Au dernier recensement de l’Insee en 2017, plus de 84 000 étrangers étaient présents sur le sol guyanais sur 252 338 habitants, soit le tiers de la population. Aujourd’hui la population est estimée à 300 000 habitants. « Dans les centres urbains, la proportion d’élèves allophones peut atteindre 80% dans certaines écoles », estimait la Cour des comptes. Des élèves qui ont absolument besoin d’être scolarisés pour apprendre le français.

La vitalité démographique guyanaise (le taux de natalité y a atteint 26,4 pour 1 000 habitants, contre 11,1 dans l’Hexagone) a fait grandir sa population de 30 % entre 2009 et 2019. Résultat, le taux de remplissage a dépassé les 100 % « dans la quasi-totalité des établissements », relève Annie Robinson-Chocho, la vice-présidente de la collectivité territoriale de Guyane en charge de l’Éducation.

« Il y a un goulot d’étranglement à l’entrée à l’école. Toutes les mairies ont des listes d’attente », assure Florent Hennion, le secrétaire académique du Snes-FSU. « Mais cette problématique touche aussi le second degré ». En 2019, la Guyane comptait 169 écoles et 44 collèges et lycées publics. Insuffisant pour Florent Hennion, alors que « chaque année 3% d’élèves en plus sont à scolariser »  et 4,7 % dans l’ouest du département.

Communes isolées

« À Saint-Laurent, la plus grande ville du bassin du Maroni, une école élémentaire est construite tous les dix-huit mois. Les collèges n’ont pas le temps d’être nommés et sont appelés par des numéros: collège 1, 2… », raconte-t-il.

Autre problème, « les élèves sont scolarisés là où il y a de la place, pas forcément dans leur secteur défini par la carte scolaire. Sauf qu’il faut des moyens pour prendre le car. Et beaucoup de familles ne les ont pas », explique Pascal Briquet, secrétaire général de l’Unsa.

La situation est encore plus dégradée pour les habitants des communes isolées de l’intérieur du territoire. Passé le premier degré, les élèves doivent quitter leur village pour aller étudier, la plupart du temps sur le littoral. « Les problématiques d’éloignement de la cellule familiale, de transport, d’hébergement, de restauration, de rupture territoriale contribuent largement au décrochage scolaire », reconnaît Annie Robinson-Chocho. « La création de nouveaux établissements dans les communes éloignées, comme la cité scolaire de Saint-Georges, nous permettra de réduire ce phénomène », ajoute-t-elle. 

Prévue pour cette rentrée, l’ouverture du collège-lycée dans cette commune de l’est de la Guyane a été repoussée à 2023. 

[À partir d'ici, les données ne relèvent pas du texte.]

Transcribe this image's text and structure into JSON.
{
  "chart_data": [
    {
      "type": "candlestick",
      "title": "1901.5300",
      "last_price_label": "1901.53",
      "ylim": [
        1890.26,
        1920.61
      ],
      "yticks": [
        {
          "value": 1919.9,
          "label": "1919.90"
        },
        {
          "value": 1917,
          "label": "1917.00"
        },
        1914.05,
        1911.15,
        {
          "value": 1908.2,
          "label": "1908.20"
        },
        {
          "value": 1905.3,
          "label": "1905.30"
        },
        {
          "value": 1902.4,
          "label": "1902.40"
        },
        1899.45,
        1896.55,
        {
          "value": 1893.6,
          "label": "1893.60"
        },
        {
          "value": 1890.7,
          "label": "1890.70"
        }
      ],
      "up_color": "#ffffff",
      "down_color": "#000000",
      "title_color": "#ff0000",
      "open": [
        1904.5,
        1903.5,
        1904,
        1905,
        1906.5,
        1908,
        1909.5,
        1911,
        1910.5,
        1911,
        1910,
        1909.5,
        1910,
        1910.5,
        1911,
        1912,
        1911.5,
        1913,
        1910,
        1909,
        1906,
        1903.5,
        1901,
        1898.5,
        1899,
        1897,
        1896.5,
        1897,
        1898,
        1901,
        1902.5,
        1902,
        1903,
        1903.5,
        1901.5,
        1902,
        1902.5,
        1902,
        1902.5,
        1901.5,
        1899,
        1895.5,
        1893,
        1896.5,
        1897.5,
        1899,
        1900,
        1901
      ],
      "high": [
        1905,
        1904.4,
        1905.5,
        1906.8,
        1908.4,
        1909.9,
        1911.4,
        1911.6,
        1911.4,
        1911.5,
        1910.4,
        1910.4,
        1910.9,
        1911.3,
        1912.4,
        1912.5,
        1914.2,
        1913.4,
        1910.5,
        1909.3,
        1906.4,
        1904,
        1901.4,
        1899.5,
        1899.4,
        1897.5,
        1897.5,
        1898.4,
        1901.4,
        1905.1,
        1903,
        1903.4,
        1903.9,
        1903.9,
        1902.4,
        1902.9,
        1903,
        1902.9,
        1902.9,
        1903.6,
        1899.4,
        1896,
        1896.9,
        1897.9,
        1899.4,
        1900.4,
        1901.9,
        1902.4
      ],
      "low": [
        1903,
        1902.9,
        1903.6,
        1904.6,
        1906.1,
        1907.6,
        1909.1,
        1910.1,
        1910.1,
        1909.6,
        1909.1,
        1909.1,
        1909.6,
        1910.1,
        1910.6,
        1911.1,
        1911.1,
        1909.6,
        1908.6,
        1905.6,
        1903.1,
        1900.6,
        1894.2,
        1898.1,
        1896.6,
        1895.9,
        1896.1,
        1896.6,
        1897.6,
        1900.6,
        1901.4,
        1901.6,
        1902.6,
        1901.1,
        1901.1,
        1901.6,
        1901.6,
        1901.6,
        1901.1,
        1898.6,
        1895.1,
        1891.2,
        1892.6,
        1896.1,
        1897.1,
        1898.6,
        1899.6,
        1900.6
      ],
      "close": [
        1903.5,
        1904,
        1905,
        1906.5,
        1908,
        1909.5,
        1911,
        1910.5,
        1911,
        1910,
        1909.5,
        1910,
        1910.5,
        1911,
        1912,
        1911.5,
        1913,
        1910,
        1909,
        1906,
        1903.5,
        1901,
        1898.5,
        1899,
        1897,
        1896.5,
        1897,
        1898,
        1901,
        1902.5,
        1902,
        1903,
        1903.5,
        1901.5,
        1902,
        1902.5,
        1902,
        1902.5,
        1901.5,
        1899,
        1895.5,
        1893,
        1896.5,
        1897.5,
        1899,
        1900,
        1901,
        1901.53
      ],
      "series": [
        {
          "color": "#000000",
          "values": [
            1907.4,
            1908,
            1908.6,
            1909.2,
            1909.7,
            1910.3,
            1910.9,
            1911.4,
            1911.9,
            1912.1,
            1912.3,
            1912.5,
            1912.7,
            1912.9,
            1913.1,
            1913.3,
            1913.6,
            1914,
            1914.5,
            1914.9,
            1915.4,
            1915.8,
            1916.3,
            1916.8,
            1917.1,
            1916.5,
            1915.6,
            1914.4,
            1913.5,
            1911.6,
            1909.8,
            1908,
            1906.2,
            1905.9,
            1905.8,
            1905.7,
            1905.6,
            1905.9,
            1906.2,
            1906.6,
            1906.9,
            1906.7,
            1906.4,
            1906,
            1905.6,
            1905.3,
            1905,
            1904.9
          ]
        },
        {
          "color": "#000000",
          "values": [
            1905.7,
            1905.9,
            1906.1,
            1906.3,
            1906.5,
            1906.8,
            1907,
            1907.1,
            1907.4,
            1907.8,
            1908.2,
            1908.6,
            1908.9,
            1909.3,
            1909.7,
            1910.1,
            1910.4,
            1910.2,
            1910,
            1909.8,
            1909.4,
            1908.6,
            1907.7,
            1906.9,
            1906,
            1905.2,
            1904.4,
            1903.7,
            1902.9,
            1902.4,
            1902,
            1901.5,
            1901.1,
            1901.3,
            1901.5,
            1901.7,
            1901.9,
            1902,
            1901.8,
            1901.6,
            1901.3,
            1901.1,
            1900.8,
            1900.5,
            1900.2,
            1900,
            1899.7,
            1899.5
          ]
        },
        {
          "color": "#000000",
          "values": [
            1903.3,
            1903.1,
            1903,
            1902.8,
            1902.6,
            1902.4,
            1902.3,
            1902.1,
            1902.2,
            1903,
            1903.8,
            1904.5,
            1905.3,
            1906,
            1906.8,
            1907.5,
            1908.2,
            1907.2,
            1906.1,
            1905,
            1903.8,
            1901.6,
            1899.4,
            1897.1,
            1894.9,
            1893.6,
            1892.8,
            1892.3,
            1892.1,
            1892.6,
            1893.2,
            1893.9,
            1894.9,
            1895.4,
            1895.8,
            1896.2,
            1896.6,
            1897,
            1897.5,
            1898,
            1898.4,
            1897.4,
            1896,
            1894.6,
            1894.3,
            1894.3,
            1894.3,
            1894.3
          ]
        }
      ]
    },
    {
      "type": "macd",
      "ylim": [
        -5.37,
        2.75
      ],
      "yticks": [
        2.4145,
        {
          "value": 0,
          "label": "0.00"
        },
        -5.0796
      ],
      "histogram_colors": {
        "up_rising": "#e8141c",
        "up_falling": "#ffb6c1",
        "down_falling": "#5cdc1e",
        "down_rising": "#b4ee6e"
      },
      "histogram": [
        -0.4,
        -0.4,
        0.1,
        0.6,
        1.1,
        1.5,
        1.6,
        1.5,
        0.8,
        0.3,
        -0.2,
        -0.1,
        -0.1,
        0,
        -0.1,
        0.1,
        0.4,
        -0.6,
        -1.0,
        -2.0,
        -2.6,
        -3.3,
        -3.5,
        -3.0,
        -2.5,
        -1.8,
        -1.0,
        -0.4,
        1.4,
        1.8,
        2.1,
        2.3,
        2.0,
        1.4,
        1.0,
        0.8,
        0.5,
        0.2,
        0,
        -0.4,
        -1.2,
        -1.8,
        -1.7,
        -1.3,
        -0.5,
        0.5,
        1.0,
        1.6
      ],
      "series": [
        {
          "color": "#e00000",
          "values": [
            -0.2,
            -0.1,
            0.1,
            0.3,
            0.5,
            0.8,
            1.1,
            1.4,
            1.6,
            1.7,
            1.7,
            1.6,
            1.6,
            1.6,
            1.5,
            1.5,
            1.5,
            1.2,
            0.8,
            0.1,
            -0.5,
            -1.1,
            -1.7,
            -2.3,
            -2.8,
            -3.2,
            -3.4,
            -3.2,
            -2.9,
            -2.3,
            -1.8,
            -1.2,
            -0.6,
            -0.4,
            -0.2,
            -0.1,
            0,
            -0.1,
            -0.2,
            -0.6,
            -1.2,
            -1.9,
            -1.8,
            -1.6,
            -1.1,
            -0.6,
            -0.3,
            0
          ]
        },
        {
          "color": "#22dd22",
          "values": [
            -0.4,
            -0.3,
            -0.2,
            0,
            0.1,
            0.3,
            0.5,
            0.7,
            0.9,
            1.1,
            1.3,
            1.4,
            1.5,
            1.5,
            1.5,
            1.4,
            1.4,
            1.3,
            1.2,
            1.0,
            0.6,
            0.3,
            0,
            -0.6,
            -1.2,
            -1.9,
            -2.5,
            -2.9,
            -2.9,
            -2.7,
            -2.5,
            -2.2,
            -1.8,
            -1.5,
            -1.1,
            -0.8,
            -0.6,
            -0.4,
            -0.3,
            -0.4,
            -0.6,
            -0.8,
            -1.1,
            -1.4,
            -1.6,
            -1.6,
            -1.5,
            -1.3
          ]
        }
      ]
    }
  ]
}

Quatre lycées et trois collèges sont également en cours de construction en Guyane. D’ici 2025, 5 320 places vont être créées dans le second degré, prévoit la collectivité territoriale, pour un investissement de 470 millions d’euros.  

Issues en partie des engagements gravés dans l’Accord de Guyane signé après les mouvements sociaux de mars-avril 2017, ces projets tardent toutefois à sortir de terre. 

« Ces établissements seront déjà trop petits à peine ouverts. Nous sommes déjà en train de perdre la course contre la démographie », s’alarme Florent Hennion. « En attendant, on fait du provisoire, on pousse les murs », renchérit Pascal Briquet.

Rien que pour la rentrée 2022, « 40 classes supplémentaires ont été ouvertes durant l’été dans le second degré, soit plus de 500 places », indique le recteur Philippe Dulbecco. Grâce à la transformation d’un bâtiment en lycée et la location de préfabriqués de chantier.